Sharing the Stage: Greenberger ’81 Wins Award, Whitford ’81 Presents
Dan Greenberger ’81 attended the Writers Guild Award as a nominee in the category of On-Air Promotion (“the TV equivalent of movie trailers,” he explains) on Feb. 11, 2018. As an award veteran (he’d already won twice previously), Greenberger had done his homework: checked who was presenting his category and prepared an acceptance speech in case he won.
Just before the ceremony, as people milled around the dinner tables, he ran into his Wesleyan senior-year housemate, Bradley Whitford ’81, who had news: the scheduled presenter in the on-air promotion category had canceled. Instead, “I’m presenting in your category,” Whitford told his friend.
And from there, everything went off script for Greenberger, who quickly tried to reformulate his prepared speech to celebrate the friendship on stage, should he win.

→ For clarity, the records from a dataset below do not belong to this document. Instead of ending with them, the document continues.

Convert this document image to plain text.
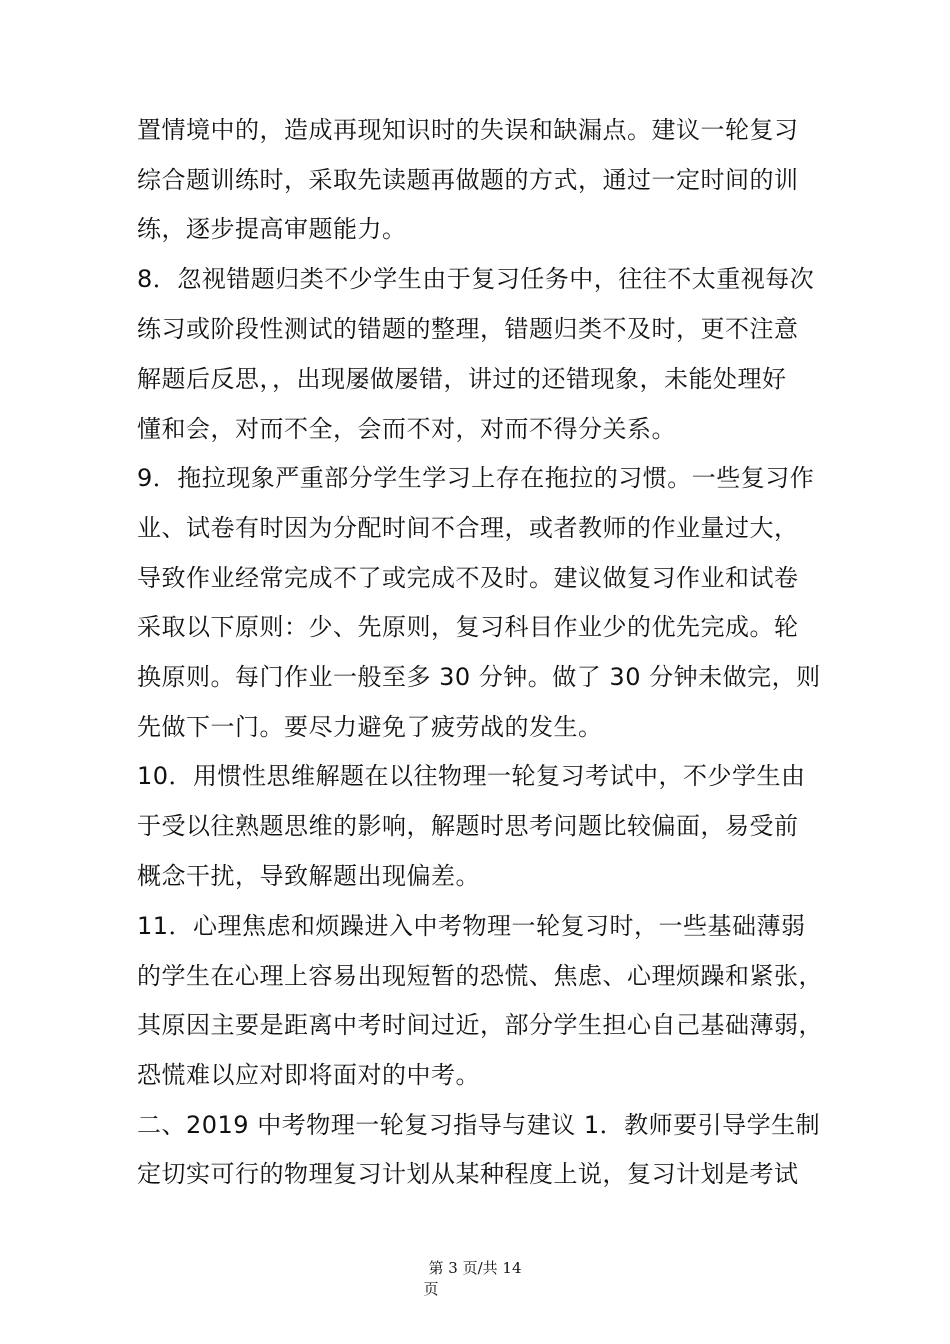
置情境中的，造成再现知识时的失误和缺漏点。建议一轮复习
综合题训练时，采取先读题再做题的方式，通过一定时间的训
练，逐步提高审题能力。
8．忽视错题归类不少学生由于复习任务中，往往不太重视每次
练习或阶段性测试的错题的整理，错题归类不及时，更不注意
解题后反思，，出现屡做屡错，讲过的还错现象，未能处理好
懂和会，对而不全，会而不对，对而不得分关系。
9．拖拉现象严重部分学生学习上存在拖拉的习惯。一些复习作
业、试卷有时因为分配时间不合理，或者教师的作业量过大，
导致作业经常完成不了或完成不及时。建议做复习作业和试卷
采取以下原则：少、先原则，复习科目作业少的优先完成。轮
换原则。每门作业一般至多 30 分钟。做了 30 分钟未做完，则
先做下一门。要尽力避免了疲劳战的发生。
10．用惯性思维解题在以往物理一轮复习考试中，不少学生由
于受以往熟题思维的影响，解题时思考问题比较偏面，易受前
概念干扰，导致解题出现偏差。
11．心理焦虑和烦躁进入中考物理一轮复习时，一些基础薄弱
的学生在心理上容易出现短暂的恐慌、焦虑、心理烦躁和紧张，
其原因主要是距离中考时间过近，部分学生担心自己基础薄弱，
恐慌难以应对即将面对的中考。
二、2019 中考物理一轮复习指导与建议 1．教师要引导学生制
定切实可行的物理复习计划从某种程度上说，复习计划是考试
第 3 页/共 14
页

Greenberger was the winner, and when he dashed on stage, the two embraced and ribbed each other gently about their college housekeeping habits.
In a conversation afterward with the Connection, Greenberger acknowledged the uniqueness of sharing that moment with his fellow theater major. “Senior year was a bonding time, as we were both getting ready to go out into the world.
“Brad and I took a train together to New York to audition for Juilliard,” Greenberger recalls.”He got in and I didn’t—and that’s when I decided I would be a writer.” In fact, Whitford had appeared in Wesleyan plays that Greenberger had written.
“Obviously, at the presentation, we were joking around a lot—but how great a full-circle moment is that? To be on stage, getting an award, with someone to whom you’ve talked about dreams and hopes when we were in college—I’m just so proud of what Brad has done with his career. As an actor, he keeps getting better.”
Greenberger, whose current work at CBS includes writing the promotions for Kevin Can Wait, notes that his favorite assignment was also very Wesleyan: How I Met Your Mother, the nine-season sitcom written by Carter Bays ’97 and Craig Thomas ’97. “I loved the sensibility; it was smart, it was funny, it was edgy—and I loved the fact that it was created by Wesleyan guys,” he recalls.
And he also knew it well: “When you work on promoting a show, you really get to know it almost better than anyone. You watch every episode more than once, you take it apart, you take notes on it: ‘Oh, here’s a good line; there’s a good moment.’ These are the pieces of the puzzle that I use to build the promotion—a story in 20 seconds, and every syllable counts.”
As for Whitford, Greenberger maintains: “He’s one of the very funniest people I’ve ever known. I’ve always told him he should do more comedy.
“But seriously—any time I look at Brad I go back to those days at Wesleyan when we were both theater majors falling in love with ‘the business,’ and wondering, ‘how do we get into this, and how do we make our mark?’ It was so great to have our paths converge on that stage.”